We very often try to analyse the Church politically. This is a mistake on two counts. Firstly, it ignores the fact that the one ultimately guiding the Church is the Holy Spirit Himself, and it constitutes gross error when we assume that one man (even if he is the Pope) can single-handedly steer, manipulate, change, deny or corrupt the truth handed down by Christ and His Apostles without any sort of Divine intervention. Secondly, such speculation often assumes in a conceited way that we are very well-versed with the inner workings of the Holy See. When we speak of such things, we conveniently assume that we have full knowledge of how the Holy See functions. Truthfully, the only certainty any of us can have on this matter is that our assumption of full knowledge is presumptuously wrong. The only honest answer we can give to this question of whether Cardinal Burke was actually demoted is "We don't know", so that no one can selfishly use this transfer of office to support their own selfish agenda.
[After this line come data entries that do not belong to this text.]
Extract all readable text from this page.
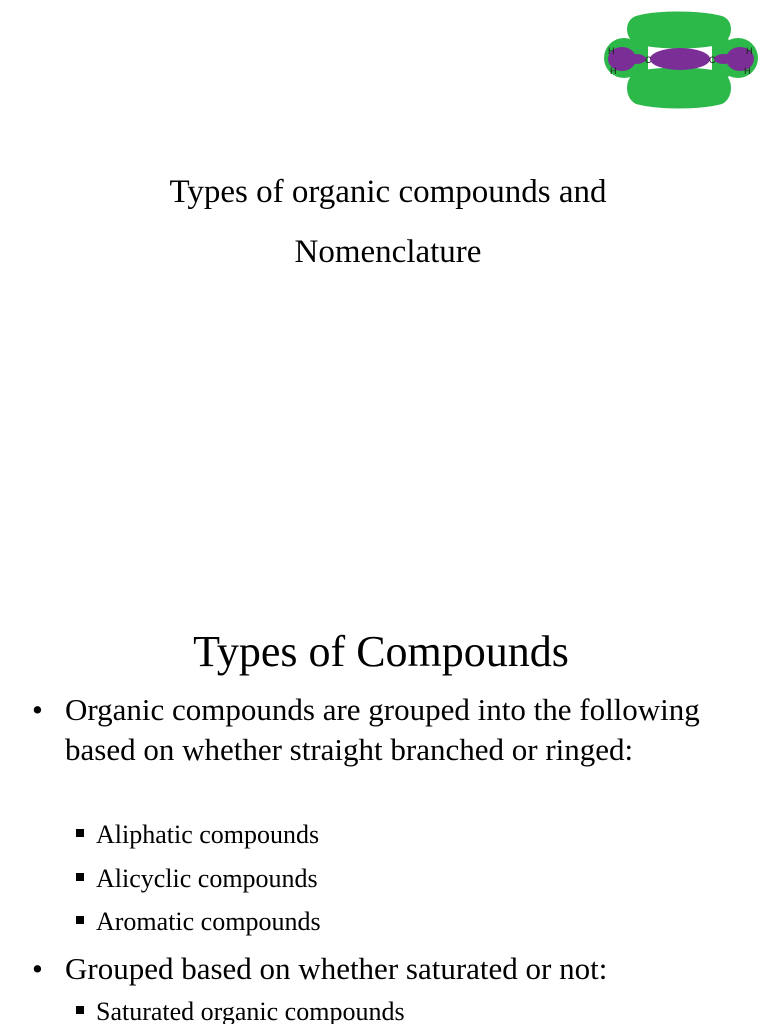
H
H
C	C
H
H
Types of organic compounds and
Nomenclature
Types of Compounds
• Organic compounds are grouped into the following based on whether straight branched or ringed:
Aliphatic compounds
Alicyclic compounds
Aromatic compounds
• Grouped based on whether saturated or not:
Saturated organic compounds
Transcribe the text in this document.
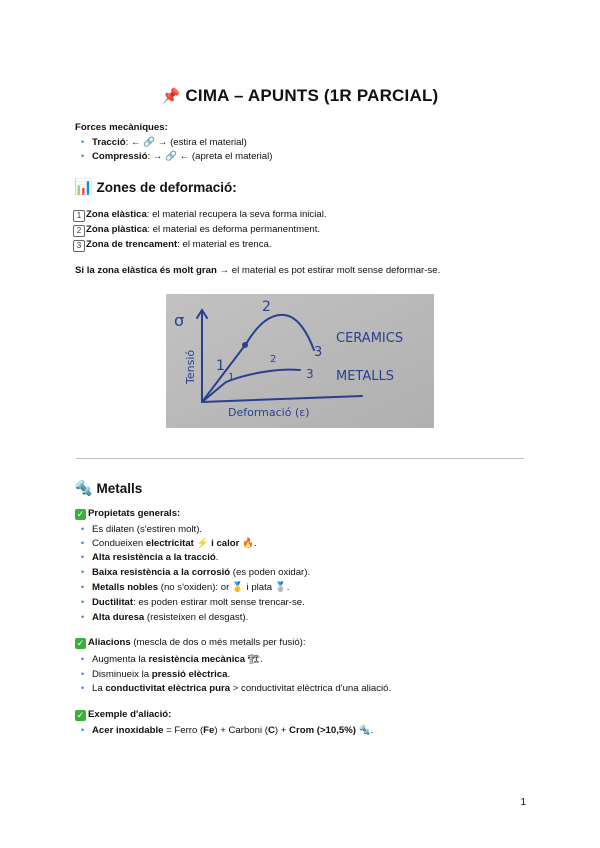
📌 CIMA – APUNTS (1R PARCIAL)
Forces mecàniques:
• Tracció: ← 🔗 → (estira el material)
• Compressió: → 🔗 ← (apreta el material)
📊 Zones de deformació:
1 Zona elàstica: el material recupera la seva forma inicial.
2 Zona plàstica: el material es deforma permanentment.
3 Zona de trencament: el material es trenca.
Si la zona elàstica és molt gran → el material es pot estirar molt sense deformar-se.
σ
Tensió
Deformació (ε)
CERAMICS
METALLS
1
2
3
1
2
3
🔩 Metalls
✓ Propietats generals:
• Es dilaten (s'estiren molt).
• Condueixen electricitat ⚡ i calor 🔥.
• Alta resistència a la tracció.
• Baixa resistència a la corrosió (es poden oxidar).
• Metalls nobles (no s'oxiden): or 🥇 i plata 🥈.
• Ductilitat: es poden estirar molt sense trencar-se.
• Alta duresa (resisteixen el desgast).
✓ Aliacions (mescla de dos o més metalls per fusió):
• Augmenta la resistència mecànica 🏗.
• Disminueix la pressió elèctrica.
• La conductivitat elèctrica pura > conductivitat elèctrica d'una aliació.
✓ Exemple d'aliació:
• Acer inoxidable = Ferro (Fe) + Carboni (C) + Crom (>10,5%) 🔩.
1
As to whether the Pope is free to encourage change to the teachings of the Church, that depends on the extent to which we believe that the Holy Spirit guards the integrity of the papal office in spite of and not because of its incumbent.
On the more direct question of whether the removal of Cardinal Burke was politically motivated, I guess the only reliable answer should be the one coming from the mouth of the Holy Father (this quoted from here:
The process of Vatican reform was a factor in the replacement of Cardinal Raymond Burke, the Pope said. He disclosed that when Cardinal Burke asked about his future as head of the Apostolic Signatura, he replied that it was unclear because the Council of Cardinals was considering a restructuring of the Vatican tribunals. “After that the issue of the Order of Malta cropped up and we needed a smart American who would know how to get around and I thought of him for that position,” the Pope told Piqué. He said that he had deliberately delayed the announcement of the change so that Cardinal Burke would be able to participate in the October meeting of the Synod.
Make of it what you will, because any interpretation we give to the Holy Father's act beyond that which has been publicly revealed is a purely subjective and unsubstantiated waste of time, to be truthful.
Politics in the Church, there surely is. It has been so for 2,000 years. Abuses, conspiracies, manipulation, self-motivated agenda, clerical careerism, all these have been part of the polity of the Church in centuries past and continues to be so. It would be naive, even foolish, to think that this doesn't exist even in our own local Church. And the bunch of humans who make up the Church and who are responsible for all this politics is much more complicated than we armchair analysts can even begin to understand, because the inner workings of the Church at its highest level remain, if anything, a mystery to us. The single most important thing is to remember that despite the human imperfections characteristic of those governing God's Church, He remains the Sovereign Custodian of the truths which He Himself revealed to His Church.
There is a tendency to romanticise the Church, either by entertaining the misperceived notion that she is totally free from the taint of human disorder, or conversely, the peculiar observation that she is nothing more than a powerhouse of ecclesial political animals rendering God voiceless, and both perspectives would be wrong.
In the final analysis, I wouldn't want to pay so much attention to such things. Such politics was not why I became Catholic and it's hardly likely the thing that will keep me Catholic. Let those who speculate, speculate... meanwhile, there is a Gospel to be preached and a world that needs it.